The final design was a four-bladed bit with a sub of durable oilfield-grade steel, a copper bronze alloy body and 19-mm PDC cutters. The bit included a large junk slot area for efficient cuttings removal and a spiral gauge pad for maximizing bit stability and reducing vibration. The 30-in. casing, conveyed by the modified casing running tool (CRT), would be used as the drillstring. The CRT was modified to facilitate the handle, rotation, circulation and reciprocation of the 30-in. casing, from 264 lb/ft to 310 lb/ft. Internal tests of the CRT, which featured the damage of the CRT’s packer cups by casing internal weld seams at pressures of 400 psi and 800 psi, confirmed that with the modifications the CRT could carry out the intended load capacity and withstand high pressure.

First-ever CWD design

On the first well the first 30-in. CWD job was successfully completed using the 34-in. PDC drillbit and 30-in. CRT—a size and diameter never before achieved. The entire operation, including rigup, run-in and jetting, CWD drilling, connection, circulation, and realignment of casing, took 30 hours. The 30-in.-by-34-in. conductor section was drilled and cased at a depth of 256 m (840 ft), with the PDC bit drilling 178 m (584 ft) in nine hours and 52 minutes, a reduction of 26.3% (1.31 days) compared with conventional drilling. Average ROP was 18.04 m/hr (59 ft/hr). The conductor casing was run and secured at the planned TD with no stuck-pipe issues or need for wiper trips to calibrate the hole. The 30-in. casing was then prepared for cementing.

Drillout was achieved with a BHA pendulum and 26-in. PDC bit with eight blades and 16-mm PDC cutters along with MWD and LWD tools. Total drill-out time was 130 minutes. The crew then circulated for hole-cleaning. The PDC bit was drilled out at 256 m (840 ft) and then drilled ahead to 688 m (2,257 ft), drilling 432 m (1,417 ft) in 19 hours and 18 minutes at an ROP of 22.38 m/hr (73 ft/hr).

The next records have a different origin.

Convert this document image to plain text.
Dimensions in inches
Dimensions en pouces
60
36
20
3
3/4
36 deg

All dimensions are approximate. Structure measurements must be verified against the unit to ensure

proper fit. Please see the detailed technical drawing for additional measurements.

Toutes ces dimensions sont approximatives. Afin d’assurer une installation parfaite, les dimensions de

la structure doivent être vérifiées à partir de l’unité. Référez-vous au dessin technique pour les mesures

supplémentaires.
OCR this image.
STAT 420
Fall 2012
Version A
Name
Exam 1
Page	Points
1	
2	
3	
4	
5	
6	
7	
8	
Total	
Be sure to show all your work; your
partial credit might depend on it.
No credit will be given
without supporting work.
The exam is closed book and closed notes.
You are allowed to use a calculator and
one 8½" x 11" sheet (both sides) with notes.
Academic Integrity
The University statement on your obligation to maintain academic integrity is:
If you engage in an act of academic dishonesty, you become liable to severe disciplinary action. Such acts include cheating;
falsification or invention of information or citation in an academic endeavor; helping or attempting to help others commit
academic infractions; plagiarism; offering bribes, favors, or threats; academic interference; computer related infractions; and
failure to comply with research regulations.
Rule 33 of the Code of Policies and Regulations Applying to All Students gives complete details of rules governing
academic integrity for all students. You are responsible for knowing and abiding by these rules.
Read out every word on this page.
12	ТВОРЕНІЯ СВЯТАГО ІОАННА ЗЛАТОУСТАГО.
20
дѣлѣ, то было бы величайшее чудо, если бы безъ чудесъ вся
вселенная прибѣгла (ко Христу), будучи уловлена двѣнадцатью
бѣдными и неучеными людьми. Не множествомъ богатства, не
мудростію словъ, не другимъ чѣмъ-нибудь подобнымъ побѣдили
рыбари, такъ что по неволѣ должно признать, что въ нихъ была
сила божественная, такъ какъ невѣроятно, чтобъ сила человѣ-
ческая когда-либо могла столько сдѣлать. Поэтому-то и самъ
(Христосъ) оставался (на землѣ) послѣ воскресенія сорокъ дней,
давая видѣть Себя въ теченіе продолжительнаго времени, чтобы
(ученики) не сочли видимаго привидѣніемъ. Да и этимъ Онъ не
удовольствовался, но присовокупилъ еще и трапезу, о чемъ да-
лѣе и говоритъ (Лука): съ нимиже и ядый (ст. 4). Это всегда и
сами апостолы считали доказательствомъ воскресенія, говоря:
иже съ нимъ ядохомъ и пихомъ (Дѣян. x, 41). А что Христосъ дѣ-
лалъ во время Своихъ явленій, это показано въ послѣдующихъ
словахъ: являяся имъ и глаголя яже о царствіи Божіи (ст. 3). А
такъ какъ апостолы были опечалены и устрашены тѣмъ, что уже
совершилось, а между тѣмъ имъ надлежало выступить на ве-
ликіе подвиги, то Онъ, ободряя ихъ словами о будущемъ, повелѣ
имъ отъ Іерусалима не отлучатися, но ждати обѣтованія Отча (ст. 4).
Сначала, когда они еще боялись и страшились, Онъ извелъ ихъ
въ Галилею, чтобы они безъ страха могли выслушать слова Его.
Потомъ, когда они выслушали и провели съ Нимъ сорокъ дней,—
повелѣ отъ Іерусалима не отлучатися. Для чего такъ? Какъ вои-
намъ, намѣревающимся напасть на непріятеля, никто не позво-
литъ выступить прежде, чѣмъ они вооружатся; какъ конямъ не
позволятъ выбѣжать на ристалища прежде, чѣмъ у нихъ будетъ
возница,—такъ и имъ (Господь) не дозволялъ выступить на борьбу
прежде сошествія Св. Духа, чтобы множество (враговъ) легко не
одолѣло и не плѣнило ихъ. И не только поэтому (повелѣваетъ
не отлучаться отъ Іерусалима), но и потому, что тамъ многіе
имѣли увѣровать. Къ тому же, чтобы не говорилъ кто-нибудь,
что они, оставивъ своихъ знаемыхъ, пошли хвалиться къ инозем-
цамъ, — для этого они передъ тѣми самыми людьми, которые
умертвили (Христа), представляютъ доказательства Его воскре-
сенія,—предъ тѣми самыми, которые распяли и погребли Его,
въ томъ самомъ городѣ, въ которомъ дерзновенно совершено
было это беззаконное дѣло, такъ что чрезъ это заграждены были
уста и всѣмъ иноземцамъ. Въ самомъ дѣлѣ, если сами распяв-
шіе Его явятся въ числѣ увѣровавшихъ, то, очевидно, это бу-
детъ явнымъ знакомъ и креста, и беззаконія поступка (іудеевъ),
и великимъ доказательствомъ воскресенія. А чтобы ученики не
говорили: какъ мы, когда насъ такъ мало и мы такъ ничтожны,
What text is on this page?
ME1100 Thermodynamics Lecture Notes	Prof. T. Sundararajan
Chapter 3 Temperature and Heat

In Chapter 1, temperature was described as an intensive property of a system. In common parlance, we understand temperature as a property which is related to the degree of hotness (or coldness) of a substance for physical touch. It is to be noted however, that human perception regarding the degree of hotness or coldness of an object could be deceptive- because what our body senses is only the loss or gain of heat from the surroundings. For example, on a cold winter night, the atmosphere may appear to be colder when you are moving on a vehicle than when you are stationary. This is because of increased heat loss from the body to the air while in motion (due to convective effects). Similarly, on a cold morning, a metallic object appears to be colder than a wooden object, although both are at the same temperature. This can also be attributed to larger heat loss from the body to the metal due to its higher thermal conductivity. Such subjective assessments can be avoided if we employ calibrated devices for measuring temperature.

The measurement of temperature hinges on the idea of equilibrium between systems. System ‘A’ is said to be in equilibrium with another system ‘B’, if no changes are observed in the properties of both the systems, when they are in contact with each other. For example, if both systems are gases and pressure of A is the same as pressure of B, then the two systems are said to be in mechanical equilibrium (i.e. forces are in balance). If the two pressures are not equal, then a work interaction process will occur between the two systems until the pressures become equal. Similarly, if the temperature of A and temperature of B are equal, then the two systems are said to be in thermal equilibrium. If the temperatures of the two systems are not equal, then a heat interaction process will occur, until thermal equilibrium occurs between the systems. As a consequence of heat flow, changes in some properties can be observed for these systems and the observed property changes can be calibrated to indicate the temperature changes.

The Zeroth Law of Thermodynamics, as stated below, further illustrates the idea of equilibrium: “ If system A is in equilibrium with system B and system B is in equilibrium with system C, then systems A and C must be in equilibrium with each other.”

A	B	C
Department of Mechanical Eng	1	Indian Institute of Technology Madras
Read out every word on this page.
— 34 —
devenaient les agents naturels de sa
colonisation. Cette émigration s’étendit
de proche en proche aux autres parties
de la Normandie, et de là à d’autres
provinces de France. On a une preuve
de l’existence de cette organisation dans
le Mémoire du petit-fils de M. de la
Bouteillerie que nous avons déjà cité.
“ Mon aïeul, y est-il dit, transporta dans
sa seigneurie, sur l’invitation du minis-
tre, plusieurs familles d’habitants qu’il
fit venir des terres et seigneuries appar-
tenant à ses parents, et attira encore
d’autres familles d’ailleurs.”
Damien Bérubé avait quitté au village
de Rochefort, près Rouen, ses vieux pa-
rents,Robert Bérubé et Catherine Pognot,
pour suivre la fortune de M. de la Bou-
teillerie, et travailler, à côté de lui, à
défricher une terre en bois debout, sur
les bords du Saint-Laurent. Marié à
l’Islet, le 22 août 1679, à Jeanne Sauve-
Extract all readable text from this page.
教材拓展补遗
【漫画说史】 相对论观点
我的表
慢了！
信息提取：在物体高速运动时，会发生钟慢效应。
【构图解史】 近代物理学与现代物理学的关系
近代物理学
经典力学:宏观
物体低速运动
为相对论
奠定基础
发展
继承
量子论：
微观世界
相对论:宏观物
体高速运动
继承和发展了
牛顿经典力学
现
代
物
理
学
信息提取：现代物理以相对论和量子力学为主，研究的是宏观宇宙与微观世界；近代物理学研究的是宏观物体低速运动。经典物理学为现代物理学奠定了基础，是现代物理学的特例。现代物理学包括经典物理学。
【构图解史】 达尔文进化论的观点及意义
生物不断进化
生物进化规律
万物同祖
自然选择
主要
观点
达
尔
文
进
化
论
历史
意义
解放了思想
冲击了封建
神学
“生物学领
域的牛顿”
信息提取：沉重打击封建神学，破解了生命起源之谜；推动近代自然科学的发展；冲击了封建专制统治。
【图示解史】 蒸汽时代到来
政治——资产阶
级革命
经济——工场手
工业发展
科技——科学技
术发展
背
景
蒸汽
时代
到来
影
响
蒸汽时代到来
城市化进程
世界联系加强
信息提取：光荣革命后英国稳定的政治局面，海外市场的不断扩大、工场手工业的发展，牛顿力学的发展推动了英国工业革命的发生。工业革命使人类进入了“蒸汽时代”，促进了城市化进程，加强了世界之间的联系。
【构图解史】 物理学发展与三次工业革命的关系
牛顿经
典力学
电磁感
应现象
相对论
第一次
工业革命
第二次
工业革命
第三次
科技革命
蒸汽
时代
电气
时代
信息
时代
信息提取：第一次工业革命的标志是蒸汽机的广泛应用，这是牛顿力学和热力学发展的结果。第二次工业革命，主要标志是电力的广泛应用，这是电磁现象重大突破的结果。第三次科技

Experience gained in the first CWD operation proved valuable in enhancing drilling parameters for the second operation. Flow adjustments resulted in more effective hole-cleaning and optimized ROP, viscous pills were pumped to improve circulation and casing manipulation, and a pump-off test monitored pump pressure and checked string weights to reduce cuttings in the string and the risk of packing off and high drilling torque. Connection makeup was enhanced by using the CRT’s hydraulic pipe handlers and a hydraulic single-joint elevator to improve connection times.

CWD Saves Significant Time in Challenging Exploratory Well

Figure 1: The table compares the activity time between the first and second 30-in. CWD jobs. (Source: Schlumberger)

In the second conductor section the 34-in. PDC bit drilled 120 m (394 ft) in two hours and 42 minutes, a 76% improvement over the first job. The CRT’s pipehandlers and single-joint elevator reduced connection time from nine hours and 14 minutes to 2.5 hours, a 73% improvement. Total operational time was 10 hours and 28 minutes, an improvement of 66% over the first well. Furthermore, safety was enhanced by minimizing the crew’s need to make casing adjustments during connections (Figure 1).

The unique operation has expanded the operating envelope for CWD in reaching TD in unstable formations. CWD is increasingly being applied globally, including basins in Indonesia, Malaysia, Myanmar, Colombia, Argentina, Mexico and the Middle East. In 2016 Schlumberger completed 25,281 global CWD runs for a total footage of 14 million m (46.4 million ft).

Editor’s note: For further reading, see SPE 185613-MS paper, “Successful introduction of the first worldwide 30-in. casing-while-drilling job saves 1.31 days in an exploratory well in shallow waters, Mexico.”